The banks were already allowed to merge under the Housing and Economic Recovery Act, but regulators had provided no details on the terms of a merger or whether it would be approved.
Industry observers said that outlining those terms could eventually pave the way for consolidation in the Home Loan Bank System.
"This proposal reflects the parlous condition at the majority of the banks. Last week FHFA disclosed that seven of the 12 have very low supervisory ratings," said Karen Shaw Petrou, managing partner at Federal Financial Analytics Inc. "The proposal paints a broad landscape of strategic options for the banks, with voluntary merger just one of them. I think the banks will need very, very quickly to consider their strategic options under this proposal and draw up plans ASAP before their choices are constrained still more and FHFA is forced to intervene."
The notice comes as the Obama administration is working on a plan to revamp the mortgage finance system, a restructuring that will include Fannie Mae and Freddie Mac. The administration has promised to unveil a reform package in January. The Home Loan banks are lobbying to be kept out of the reform process, arguing that their help was vital during the financial crisis.
In its proposal the FHFA said it was open to a merger where two banks combine to form an entirely new Home Loan bank, and a purchase and assumption transaction, in which one or more banks acquires substantially all of the assets and assumes most of the liabilities of another Home Loan bank.
Although the FHFA opened the door wide to any proposed combination, it said it would make approvals on a case-by-case basis.
"The breadth of the definition does not imply that FHFA would necessarily approve all types of mergers, but only that regulations contained in this part would not preclude a proposed business combination that involve something other than a legal merger," the proposal said.

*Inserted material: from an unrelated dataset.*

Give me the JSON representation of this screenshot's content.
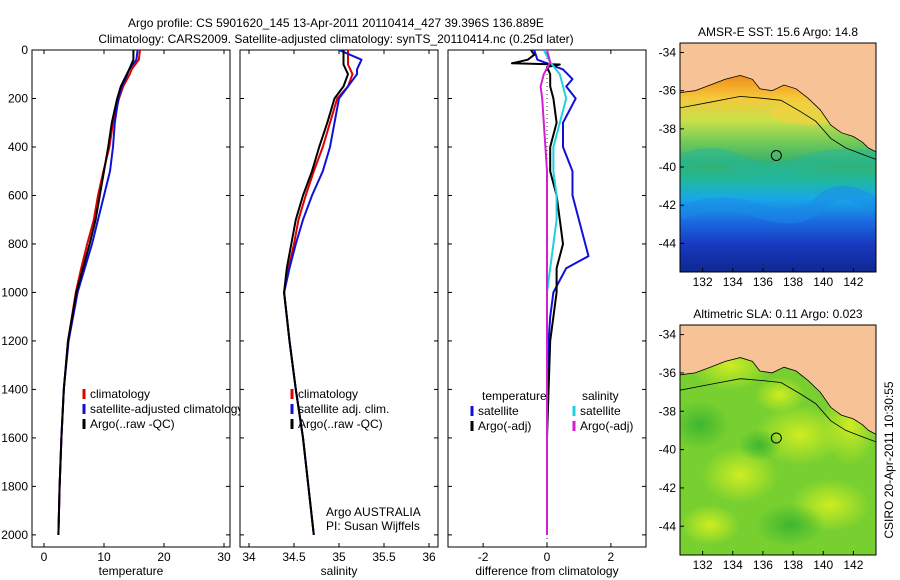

"FHFA would consider the merits of each proposed transaction, regardless of its structure, on a case-by-case basis in deciding whether to approve the transaction."
The agency made clear that the existence of "voluntary mergers" under HERA demonstrates congressional intent to permit banks to consider various business combinations that could benefit their members or to the system as a whole. "The addition of the Banks' voluntary merger authority to the Bank Act appears intended to enable and encourage the Banks to develop merger proposals based on their own assessments of their business needs," the proposal said.

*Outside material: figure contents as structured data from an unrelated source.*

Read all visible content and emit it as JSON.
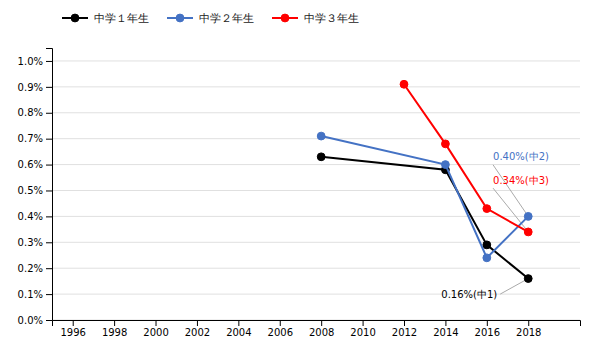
{
  "chart_data": {
    "type": "line",
    "series": [
      {
        "name": "中学１年生",
        "color": "#000000",
        "marker": "circle",
        "x": [
          2008,
          2014,
          2016,
          2018
        ],
        "values": [
          0.0063,
          0.0058,
          0.0029,
          0.0016
        ]
      },
      {
        "name": "中学２年生",
        "color": "#4472C4",
        "marker": "circle",
        "x": [
          2008,
          2014,
          2016,
          2018
        ],
        "values": [
          0.0071,
          0.006,
          0.0024,
          0.004
        ]
      },
      {
        "name": "中学３年生",
        "color": "#FF0000",
        "marker": "circle",
        "x": [
          2012,
          2014,
          2016,
          2018
        ],
        "values": [
          0.0091,
          0.0068,
          0.0043,
          0.0034
        ]
      }
    ],
    "annotations": [
      {
        "text": "0.16%(中1)",
        "x": 2013.8,
        "y": 0.001,
        "color": "#000000",
        "target_x": 2018,
        "target_y": 0.0016
      },
      {
        "text": "0.40%(中2)",
        "x": 2016.3,
        "y": 0.0063,
        "color": "#4472C4",
        "target_x": 2018,
        "target_y": 0.004
      },
      {
        "text": "0.34%(中3)",
        "x": 2016.3,
        "y": 0.0054,
        "color": "#FF0000",
        "target_x": 2018,
        "target_y": 0.0034
      }
    ],
    "xlim": [
      1995,
      2020.5
    ],
    "ylim": [
      0.0,
      0.0105
    ],
    "xticks": [
      1996,
      1998,
      2000,
      2002,
      2004,
      2006,
      2008,
      2010,
      2012,
      2014,
      2016,
      2018
    ],
    "yticks": [
      {
        "value": 0.0,
        "label": "0.0%"
      },
      {
        "value": 0.001,
        "label": "0.1%"
      },
      {
        "value": 0.002,
        "label": "0.2%"
      },
      {
        "value": 0.003,
        "label": "0.3%"
      },
      {
        "value": 0.004,
        "label": "0.4%"
      },
      {
        "value": 0.005,
        "label": "0.5%"
      },
      {
        "value": 0.006,
        "label": "0.6%"
      },
      {
        "value": 0.007,
        "label": "0.7%"
      },
      {
        "value": 0.008,
        "label": "0.8%"
      },
      {
        "value": 0.009,
        "label": "0.9%"
      },
      {
        "value": 0.01,
        "label": "1.0%"
      }
    ],
    "grid": true,
    "legend": "upper left"
  }
}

The FHFA said all new capital structure plans and modifications to any existing capital structure plan would have to be approved by the agency.
The agency said its standards would largely track other federal banking regulators in consideration of a merger.
The proposal said the FHFA's director will take into consideration "the financial and managerial resources of each of the bank, the future prospect of the bank, and the effect of the proposed merger on the safety and soundness of the continuing bank and bank system."
The agency had some clear ideas on a way ahead, but it left open for discussion other areas, including what voting programs would be most appropriate for obtaining members' approval of a proposed merger; how those may best be structured; and how to address the transition from a separate board of the banks to the combined board of the new bank.
Although many have questioned the need for 12 Home Loan banks in the modern economic system, efforts to merge some of them have never gotten far off the ground.
The Chicago and Dallas banks came closest to a voluntary merger in 2008, but it was scuttled, partly over concerns about the Chicago bank's exact worth.
The FHFA proposal is open for comment for 60 days.